A total of 6,900 people were forced to leave on- and off-campus university buildings, after the university received the threat against multiple buildings on campus around 9 a.m., Princeton spokesman Martin Mbugua said. The all-clear was given at 6:25 p.m.
After assessing the threat, Mbugua said the school decided to order an evacuation at around 10:30 a.m. and posted a message on its website:
“There has been a bomb threat to multiple unspecified campus buildings. Please evacuate the campus and all university offices immediately and go home unless otherwise directed by your supervisor. Public Safety officers and Princeton Police will direct drivers leaving the campus and those without cars will be directed to evacuation sites. You will receive an update later today.
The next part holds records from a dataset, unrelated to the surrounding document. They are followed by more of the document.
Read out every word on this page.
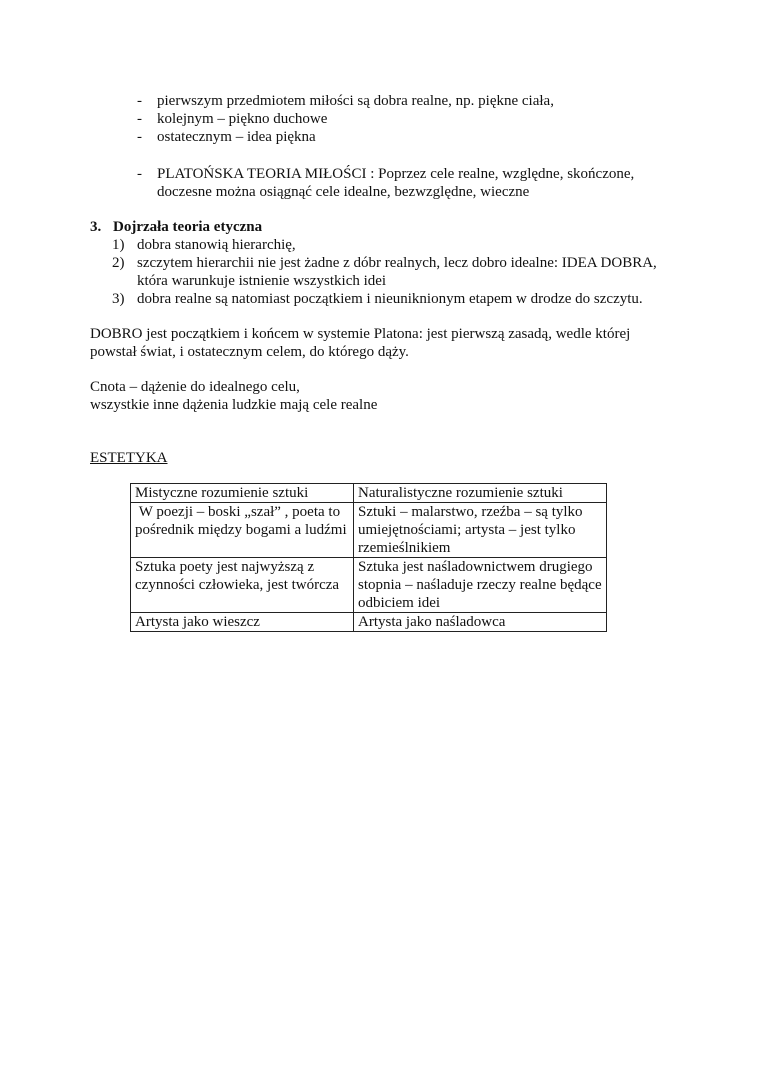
- pierwszym przedmiotem miłości są dobra realne, np. piękne ciała,
- kolejnym – piękno duchowe
- ostatecznym – idea piękna
- PLATOŃSKA TEORIA MIŁOŚCI : Poprzez cele realne, względne, skończone,
doczesne można osiągnąć cele idealne, bezwzględne, wieczne
3. Dojrzała teoria etyczna
1) dobra stanowią hierarchię,
2) szczytem hierarchii nie jest żadne z dóbr realnych, lecz dobro idealne: IDEA DOBRA,
która warunkuje istnienie wszystkich idei
3) dobra realne są natomiast początkiem i nieuniknionym etapem w drodze do szczytu.
DOBRO jest początkiem i końcem w systemie Platona: jest pierwszą zasadą, wedle której
powstał świat, i ostatecznym celem, do którego dąży.
Cnota – dążenie do idealnego celu,
wszystkie inne dążenia ludzkie mają cele realne
ESTETYKA
Mistyczne rozumienie sztuki	Naturalistyczne rozumienie sztuki
W poezji – boski „szał” , poeta to pośrednik między bogami a ludźmi	Sztuki – malarstwo, rzeźba – są tylko umiejętnościami; artysta – jest tylko rzemieślnikiem
Sztuka poety jest najwyższą z czynności człowieka, jest twórcza	Sztuka jest naśladownictwem drugiego stopnia – naśladuje rzeczy realne będące odbiciem idei
Artysta jako wieszcz	Artysta jako naśladowca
Do not return to campus for any reason until advised otherwise.”
In a message posted on the university’s website, no explosive devices were found following a campus-wide sweep using bomb-sniffing dogs.
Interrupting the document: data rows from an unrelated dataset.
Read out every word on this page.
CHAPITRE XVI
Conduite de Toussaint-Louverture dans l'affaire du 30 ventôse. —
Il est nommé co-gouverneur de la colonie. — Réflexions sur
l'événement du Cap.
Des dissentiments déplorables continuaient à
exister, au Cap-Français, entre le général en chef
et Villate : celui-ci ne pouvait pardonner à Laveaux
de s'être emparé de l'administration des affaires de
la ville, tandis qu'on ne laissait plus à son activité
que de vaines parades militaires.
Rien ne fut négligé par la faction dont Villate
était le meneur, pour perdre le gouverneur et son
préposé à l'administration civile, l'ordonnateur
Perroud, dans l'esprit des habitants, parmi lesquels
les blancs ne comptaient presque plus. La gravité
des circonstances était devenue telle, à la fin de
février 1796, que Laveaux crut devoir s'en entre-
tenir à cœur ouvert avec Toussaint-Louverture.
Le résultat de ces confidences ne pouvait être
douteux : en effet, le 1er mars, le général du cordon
Police spent the afternoon searching facilities for possible explosives, Kelly Hessedal of KYW-TV, Philadelphia reported.
“I first tried to read it twice to make sure I was reading it correctly,” said Princeton staff member Arthur Miller.
But he was indeed reading the chilling email correctly.
“That’s when I saw they had the tapes up to keep people off campus. I saw people standing at various places where you go into campus, wearing the vests,” Miller said.
“I think at that point, we were still trying to grasp what was happening,” added Princeton student Harrison Lee.
Though most students are home for the summer, Lee is among those who remain. He said he is doing research at the school, and he had to evacuate.
Police directed drivers off school grounds, while those without vehicles were directed to three evacuation centers.
One staff member said everyone remained calm.
“Everything was very organized,” he said. “There was no reason to be afraid.”
By around noon Tuesday, the university said all faculty and staff had been directed to go home or assemble at evacuation sites.
“I’ve worked here for over 23 years. I was a student here in the ’70s,” Miller said. “And I remember buildings being evacuated when you get threats, because that happens. But I’ve never seen anything like this.”
Mbugua said the university Department of Public Safety worked with local, regional, state and federal law enforcement agencies to investigate the threat.
The bomb threat at Princeton was one of several similar threats across the country.
TigerTransit service at Princeton has also been suspended until Wednesday morning.
“The University takes all threats to the safety and well-being of our community members and visitors seriously and is fully cooperating with the ongoing investigation,” the school said in a statement on its website Tuesday afternoon.
The Ivy League school is the fourth-oldest college in the U.S. and is approximately 52 miles south of New York City.